ベストエッセイ 米原万里 平成28年初版

米原万里さんのベストエッセイという単行本を読んだ。

いい本だ。

いくつかのエッセイが集められた本なので、様々な分野の話が、彼女の軽快な文章で奏でられる。このテンポ、好きだ。

 

私は、日英の通訳の勉強をしている最中なのだが、それを知ったワイン仲間が米原万里さんの本が面白いよって言って、一番最初に進めてくれたのが「不実な美女か、貞淑な醜女か」だった。それで彼女にはまった。

 

米原さんご自身は 2006年に早逝されてしまっていて、私の中では後からネット上でお顔を拝見して、あーこの人と分かるぐらいで、当時の記憶はほとんどなかった。2006年、ちょうど私が海外にいた頃であったこともあり、彼女が亡くなっているということも知らなかった。

 

とにかくテンポがいいし、面白い。

 

今回はベストエッセイということで、これまでに書かれたエッセイを集めたものなので、一度は読んだことがある文章もいくつか出てきたのだが、それでももう一度爆笑したり、楽しい。ソ連のあの時代にプラハで育った人だから国際政治に関するコメントも血が通っている。現場の生の声な感じがする。
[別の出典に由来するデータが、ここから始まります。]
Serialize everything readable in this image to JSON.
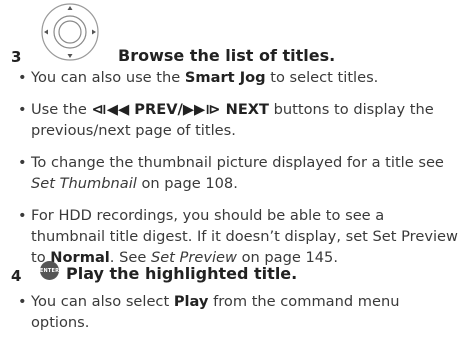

通訳の勉強の参考になると思って読み始めた米原さんだけれども、気がついたら本当に面白くて読むようになり、かつ彼女の書く1980年代・90年代、その頃の話は、本当に歴史の勉強になるようだ。歴史の教科書の何倍も面白い。 

 

今回のエッセイでまた勉強になったのは、上方落語の「壺算」という有名な話。確かに聞いたことあるような気もするけども同じような手口の詐欺が実際に起こっているということで、逮捕された詐欺師のニュースで番組のキャスターが「まさに落語の『壺算』を地で行くような事件でしたね」とコメントしていたことがあったと、なんとも私にとっては、生きた勉強である。また、この話がでてきたエッセイのテーマは、北方領土をめぐる日露の話。加えて、沖縄をめぐる日米の話。「壺算」、後でYoutubeで落語も観てみようと思う。

 

米原さんのお話は、生きた政治社会の勉強になって面白い。

 

もう一つ、今回の本の中で通訳・翻訳業ということについて、色々な興味が満たされることが楽しい多様性の塊である、というようなことを書かれていた。私も元々通訳になるつもりなんてこれっぽっちも無く、単に仕事でも英語を使うし、もっと英語ちゃんとしゃべれた方がいろいろ楽になるなと思って勉強を始めたのだけれども、実際に通訳の勉強してみると勉強しなくてはいけない分野が本当に果てしなくて多様で、私の好奇心を満たしてくれているのだ。

 

本は、色々と発見がある。

死ぬまで、あと何冊読めるのだろう、、、と思うと、面白くない本を読んでいる時間はない。でも、読んでみないと、わからないのよね。

図書館の本なら、心置きなく途中放棄できる。

自分で買った本は、貧乏根性でつい読んでしまう、、、、。時間のほうがもったいないのにね。

ま、つまらないという事がわかるのも、収穫だ。

100万部のベストセラーだって、全員に面白いとは限らない。

自分の好みは、自分で探すしかない。